In light of the Court’s decision to require the Monitor to withhold the Proceeds, the Guarantor paid the $10.75 US million shortfall on the DIP loan to the DIP lender, making the DIP lender whole. The primary secured creditor of the US parent company was then subrogated to the DIP lender’s rights to collect the Proceeds.

THE DECISION

At first instance, the CCAA judge held that the deemed trust provisions of the PBA were not applicable, on the basis that the Executive Plan was not being wound up, and the payments to the Salaried Plan to address its deficiency were not yet “due” or “accruing due” under the PBA or its regulations. That decision was overturned on appeal.

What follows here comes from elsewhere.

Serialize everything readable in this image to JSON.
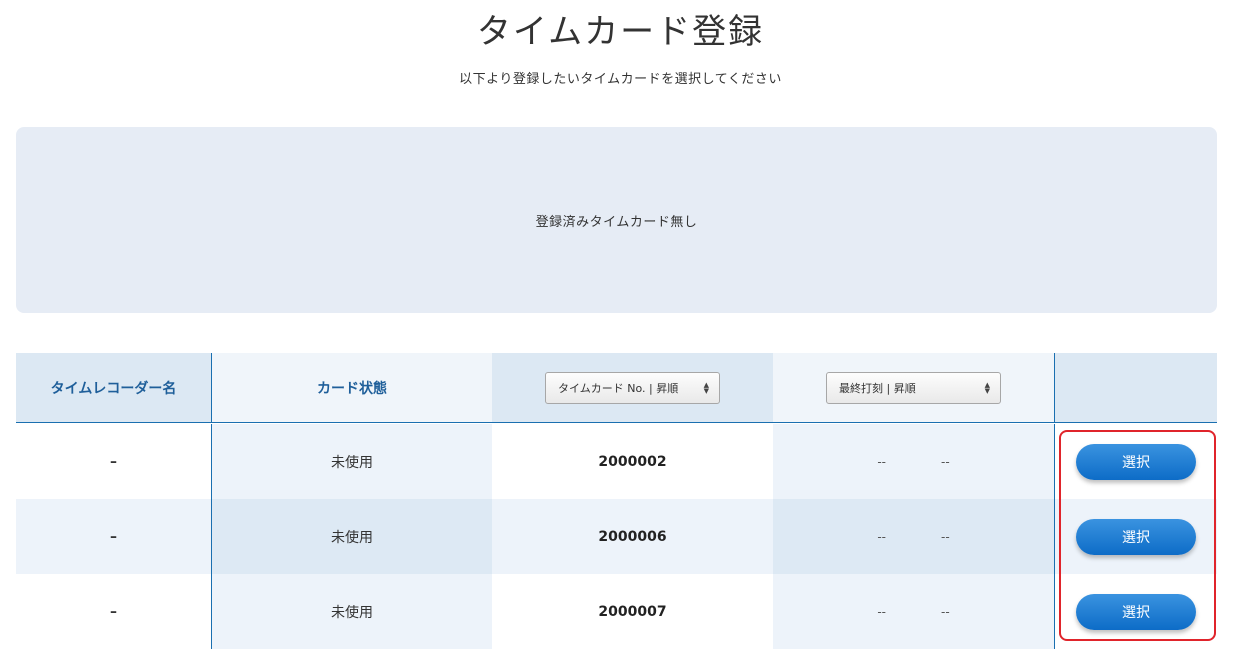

With respect to the Salaried Plan, the Court of Appeal held that the deemed trust provided for in s. 57(4) of the PBA extended to the entire wind-up deficiency of the Salaried Plan. Further, as Salaried Plan beneficiaries were not given notice of the DIP lender’s application to subordinate their deemed trust claim when it obtained approval for the DIP loan, and because full disclosure of the pension priorities issue was not placed before the judge when the DIP loan was approved, the Court held that the PBA deemed trust priority was not subordinated to the super priority DIP charge. It should be noted, however, that the Court left open the possibility of the PBA deemed trust being subordinated to DIP charges on a “case by case basis”, citing as an example a circumstance in which “.. the application of the provincial legislation [ie. the PBA] would frustrate the company’s ability to restructure and avoid bankruptcy.”

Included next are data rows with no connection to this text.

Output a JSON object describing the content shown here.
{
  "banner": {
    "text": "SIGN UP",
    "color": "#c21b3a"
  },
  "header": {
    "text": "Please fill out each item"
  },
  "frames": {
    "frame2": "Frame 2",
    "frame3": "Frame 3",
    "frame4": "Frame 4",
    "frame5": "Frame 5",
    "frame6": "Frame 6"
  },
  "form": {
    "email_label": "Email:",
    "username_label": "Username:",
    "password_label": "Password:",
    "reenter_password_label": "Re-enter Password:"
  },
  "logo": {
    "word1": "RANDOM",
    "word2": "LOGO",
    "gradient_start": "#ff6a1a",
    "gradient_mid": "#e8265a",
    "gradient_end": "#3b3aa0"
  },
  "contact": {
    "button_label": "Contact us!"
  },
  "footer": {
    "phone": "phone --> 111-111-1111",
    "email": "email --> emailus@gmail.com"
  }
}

With respect to the Executive Plan, the Court noted that as that plan was not being wound up as of the date of the asset sale, a deemed trust with respect to the Executive Plan appeared to be inconsistent with the PBA. However, rather than making a definitive finding on that issue, the Court agreed with the USW and Former Executives that Indalex acted in a conflict of interest during the CCAA proceeding. In particular, the Court held that during the course of the restructuring Indalex was duty bound as a debtor corporation to treat the interests of all stakeholders fairly when their interests conflicted, but ultimately was obliged to act in the best interests of Indalex. Meanwhile, as a plan administrator, Indalex was also duty bound to act in the best interests of the pension plans’ beneficiaries. Due to this conflict, the Court found that Indalex breached its fiduciary duties as plan administrator to the Executive Plan’s beneficiaries, and imposed a constructive trust over the balance of the Proceeds in favour of beneficiaries of that Executive Plan, in priority to the DIP charge.

An application for leave to appeal this decision to the Supreme Court of Canada is currently outstanding. Clarification of the matters at issue will surely be well received by members of the insolvency, lending and pension industries.